Article by Micha Petty
 

The question at the root of many "Civil War" debates is the legitimacy of secession itself.  People occasionally inquire as to the primary reasons for the Southern secession of 1860.  While that is a worthwhile topic, it is a separate one from what this article attempts to address.  In the interest of taking things in order- this article is about the "consent of the governed.”  That is to say- before we ask "why" the states chose to secede, let us clear up whether secession is right in and of itself.  The serious student of history will need an answer to this question, and- if the answer is that the States should never have tried to secede because it was illegal or immoral- further studies will be seen through those eyes.  This is, therefore, an issue that must be discussed so that other points of debate may be built upon an understood foundation.

First, understand that the South was not at all unique in it's secession.  Many countries have been formed so.  For example, Ireland seceded from the British empire; Norway seceded from Sweden; Texas seceded from Mexico; Portugal seceded from Spain (they had to fight four "civil wars" to succeed at that one); Panama seceded from Columbia... the list goes on.  The point is- secession is one of the ways countries are formed.  Sometimes it happens without military engagement- more often it happens by bloodshed.  The fact that a country has to go to war to earn their independence does not indicate that their cause is not just.  Americans had to effect what could be called an "armed rebellion" in order to gain our independence in the late eighteenth century.  Rarely will Americans debate the justice of that cause, but even more rarely do they stop to realize that the Confederacy attempted to accomplish the same essential thing- the withdrawal of the consent of the governed.  Many people glibly counter all secession debates with the comment that "this issue was decided in the 1860s."  They seem to imply by that assertion that the Union army winning in the field somehow proves secession was wrong.  However, the fact that the Confederacy was overcome in the field after a long and arduous engagement proves only that the Union had superior numbers and ordnance from which to draw. 

Many people taint the secession topic with the fact that the South struck the first blow.  The Confederacy was established in 1860; and, as you may know, the Civil War began at 4:30 a.m. on the 12th of April, 1861 when General Beauregard (of Louisiana) ordered his men to open fire on Fort Sumter.  Admittedly, the Confederates drew first.  Incidentally, the Union troops were warned of the attack by the Confederates and there were no casualties, save a horse.  There were those, among them Secretary of State Toombs, who avidly disagreed with launching the attack, saying that we would be "striking a hornet's nest that extends from mountain to ocean."  He felt it was unnecessary and put the Confederacy in the wrong.  Many people today still feel the same way.  There were others that felt that the war was coming no matter what happened, and that it was best to have the time and place of engagement be of the South’s choosing, since it was outnumbered and out-gunned.  Additionally, Virginian leaders had said that we would need to "strike a blow" if we would have them join us.  There were many who felt that the attack was necessary.  Ultimately, the Confederates choose not to permit a Union fort inside their territory.  Similarly, George Washington would doubtless not have permitted a British fort just outside New York.  In the interest of thwarting endless debates, let us say, for the sake of avoiding argument, that the South should have found another way.

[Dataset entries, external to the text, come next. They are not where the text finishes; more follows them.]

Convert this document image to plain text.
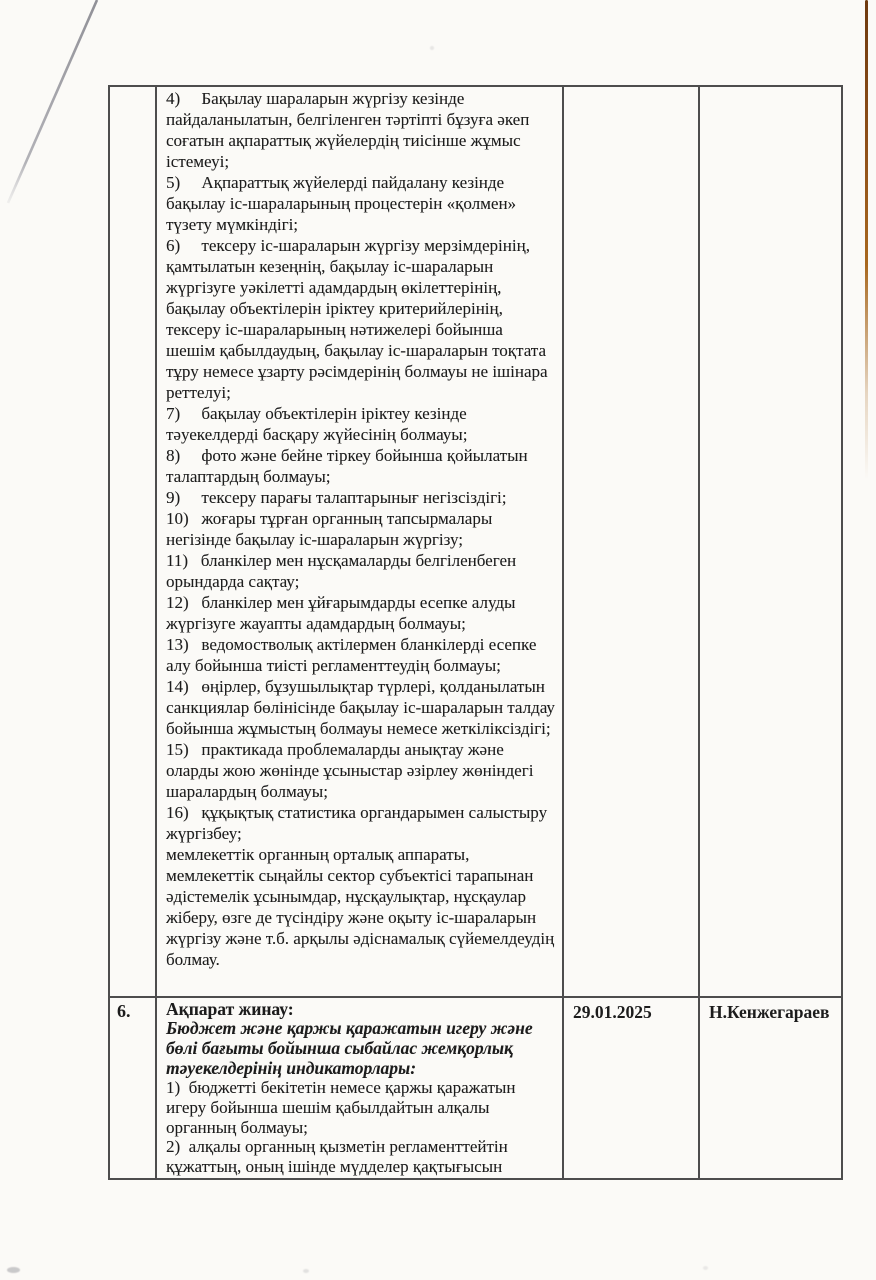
4)     Бақылау шараларын жүргізу кезінде пайдаланылатын, белгіленген тәртіпті бұзуға әкеп соғатын ақпараттық жүйелердің тиісінше жұмыс істемеуі;

5)     Ақпараттық жүйелерді пайдалану кезінде бақылау іс-шараларының процестерін «қолмен» түзету мүмкіндігі;

6)     тексеру іс-шараларын жүргізу мерзімдерінің, қамтылатын кезеңнің, бақылау іс-шараларын жүргізуге уәкілетті адамдардың өкілеттерінің, бақылау объектілерін іріктеу критерийлерінің, тексеру іс-шараларының нәтижелері бойынша шешім қабылдаудың, бақылау іс-шараларын тоқтата тұру немесе ұзарту рәсімдерінің болмауы не ішінара реттелуі;

7)     бақылау объектілерін іріктеу кезінде тәуекелдерді басқару жүйесінің болмауы;

8)     фото және бейне тіркеу бойынша қойылатын талаптардың болмауы;

9)     тексеру парағы талаптарынығ негізсіздігі;

10)   жоғары тұрған органның тапсырмалары негізінде бақылау іс-шараларын жүргізу;

11)   бланкілер мен нұсқамаларды белгіленбеген орындарда сақтау;

12)   бланкілер мен ұйғарымдарды есепке алуды жүргізуге жауапты адамдардың болмауы;

13)   ведомостволық актілермен бланкілерді есепке алу бойынша тиісті регламенттеудің болмауы;

14)   өңірлер, бұзушылықтар түрлері, қолданылатын санкциялар бөлінісінде бақылау іс-шараларын талдау бойынша жұмыстың болмауы немесе жеткіліксіздігі;

15)   практикада проблемаларды анықтау және оларды жою жөнінде ұсыныстар әзірлеу жөніндегі шаралардың болмауы;

16)   құқықтық статистика органдарымен салыстыру жүргізбеу;

мемлекеттік органның орталық аппараты, мемлекеттік сыңайлы сектор субъектісі тарапынан әдістемелік ұсынымдар, нұсқаулықтар, нұсқаулар жіберу, өзге де түсіндіру және оқыту іс-шараларын жүргізу және т.б. арқылы әдіснамалық сүйемелдеудің болмау.

6.	Ақпарат жинау:

Бюджет және қаржы қаражатын игеру және бөлі бағыты бойынша сыбайлас жемқорлық тәуекелдерінің индикаторлары:

1)  бюджетті бекітетін немесе қаржы қаражатын игеру бойынша шешім қабылдайтын алқалы органның болмауы;

2)  алқалы органның қызметін регламенттейтін құжаттың, оның ішінде мүдделер қақтығысын	29.01.2025	Н.Кенжегараев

While that may or may not be true, that point is worth conceding for now so that we may move on to the more central issues. The assertion at hand is that- regardless of who struck the first blow- the right to secede is as moral and inherent as the right to keep and bear arms.

It boils down to one concept: Does a just government get its powers by the consent of the governed? If so, then how could the very people who give that government it's power not have the right to withdraw from that nation?  They do, in fact, continually retain that right under all circumstances, as Mr. Lincoln's eloquent rhetoric above suggests.  Our country's framers thought along this same vein.  Our Declaration of Independence states:

"We hold these truths to be self-evident, that all men are created equal, that they are endowed by their Creator with certain unalienable Rights... That to secure these rights, Governments are instituted among Men, deriving their just Powers from the consent of the governed, — That whenever any Form of Government becomes destructive of these ends, it is the Right of the People to alter or to abolish it, and to institute new Government... in such form, as to them shall seem most likely to effect their Safety and Happiness."

Consider the question from another angle: If the people who make up a nation concur that the government no longer is representative of them but rather imperialistic, do they not have the right- nay, duty- to withdraw their consent and therefore their citizenry from that nation?

Generally, this truth, when stated, is countered most frequently with legal arguments.  The argument often runs along the line that when the states ratified the Constitution, they forfeited their sovereignty (to at least some extent) by setting up the Constitution as the "supreme law of the land."  One of the many problems with that argument is the fact that the 'supremacy clause' in the Constitution was never intended to supersede the rights of the people.  The Constitution declares itself to be supreme in order to establish that there would be no rival federal government within the same jurisdiction.  The intent was that neither congress nor the States could pass a law that superseded the Constitution.  It says that "This Constitution, and the laws of the United States which shall be made in pursuance thereof... shall be the supreme law of the land."  It does not say- nor does it mean- "When Congress passes acts that are unjust and unconstitutional, all people within the political boundary of the United States shall be subject to those laws without redress."  It also does not set the Constitution up as irrevocable.  It simply clarifies that all government was to be shaped by this document and not rivaled by other alliances.  The southern states acted appropriately according to the Constitution by seceding rather than attempting to create a rival supreme entity within the jurisdiction of the current confederation.  Once they seceded, they had removed themselves from the jurisdiction of the Constitution entirely, and were no longer at odds with it. 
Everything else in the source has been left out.